Purpose

This study aims to quantify the downstream effects of inter-pathologist variability on a previously validated rad-path algorithm, radio-pathomic mapping, applied to a dataset of whole-mount prostate slides annotated by five pathologists from three institutions and subsequently aligned with the pre-surgical magnetic resonance imaging.

Methods

Data from 48 prospectively recruited patients was retrospectively analyzed in this IRB approved study. Clinical imaging was acquired using a single 3T scanner with an endo-rectal coil approximately 2 weeks prior to radical prostatectomy.

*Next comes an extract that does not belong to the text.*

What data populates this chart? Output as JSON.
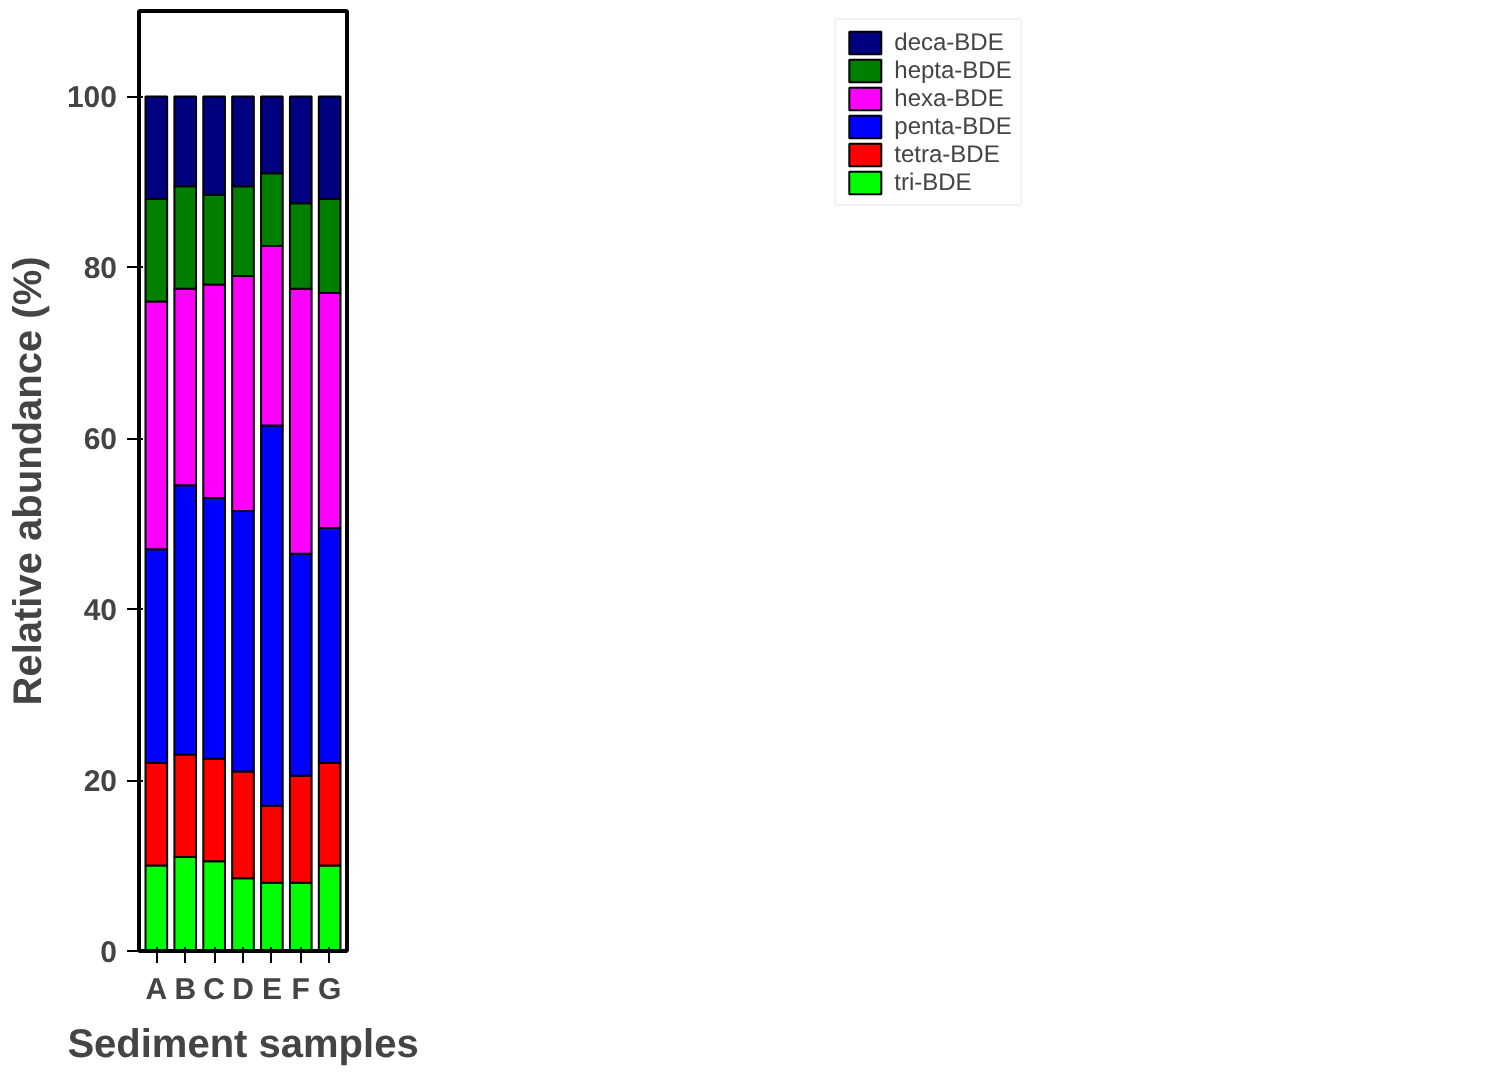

The multi-parametric protocol included T2 weighted imaging, dynamic contrast enhanced imaging, and FOCUS diffusion with 10 b-values (0, 10, 25, 50, 80, 100, 200, 500, 1000, and 2000).
Post-surgery, prostate samples were fixed in formalin and sectioned using slicing jigs created to match the orientation and slice thickness of the T2 weighted image.(1, 2) Whole-mount tissue sections were paraffin embedded, hematoxylin and eosin (H&E) stained, and digitally scanned at 40x using a microscope with an automated stage.
Two datasets of whole-mount slides were used in this study: the single annotation (SA) set annotated by one pathologist, and a separate, non-overlapping set of slides annotated by multiple pathologists (MA). The SA dataset consisted of 123 slides taken from 20 patients; the MA dataset was annotated by five total pathologists and contained 33 slides from 28 patients. Slides were annotated using a stylus on a Microsoft Surface.
The digitized pathology was computationally segmented pixel-wise into lumen, epithelium, and other tissue. The slides were down-sampled and control point warped to match the corresponding axial slice on the clinical T2 weighted image.
Inter-observer variability was measured on the MA dataset using the kappa statistic.(3, 4) Variability was measured pairwise, once using ROIs generated by observer A and once using ROIs generated by observer B (i.e. within observer A’s ROI is observer B in agreement, and within observer B’s ROIs is observer A in agreement). Each test evaluated 3 classes: unlabeled, low-grade (G3), or high-grade (G4+). This procedure was then repeated for each pair of observers, producing a matrix of kappa statistics describing the inter-rater reliability between each pathologist.
To demonstrate feasibility, we trained 5 separate pathologist specific epithelium density models using 28 slides from the MA dataset. Each observers model was then applied to the 5 held out slides from the MA dataset. Each observers model was evaluated using all five observers ROIs. Results were analyzed using a receiver operator characteristic (ROC).
To test generalizability, models were trained on the full 33 slides from the MA dataset and applied to the SA dataset. Additionally, a consensus model was generated by averaging the pixel-wise prediction from all observers. Models were evaluated using a ROC, identical to the prior experiment, applied to the 123 slides in the SA dataset. Additionally, ADC (b=0,1000) was evaluated for comparison as the current clinical standard for distinguishing prostate cancer.

Results

Inter-observer variability ranged from moderate to high agreement (mean = 0.62 ± 0.25). On the small dataset epithelium models were stable, with AUCs consistently above 0.9 (0.93 ± 0.03) On the larger test set, epithelium models matched or outperformed apparent diffusion coefficient (AUC = 0.85). A consensus model reached an AUC = 0.92.

Conclusion

We demonstrate that radio-pathomic mapping of prostate cancer features is an effective technique for distinguishing high-grade prostate cancer regardless of the pathologist-specific variability in gold-standard annotations. These findings will have broader implications for the radio-pathomic mapping, and machine learning community.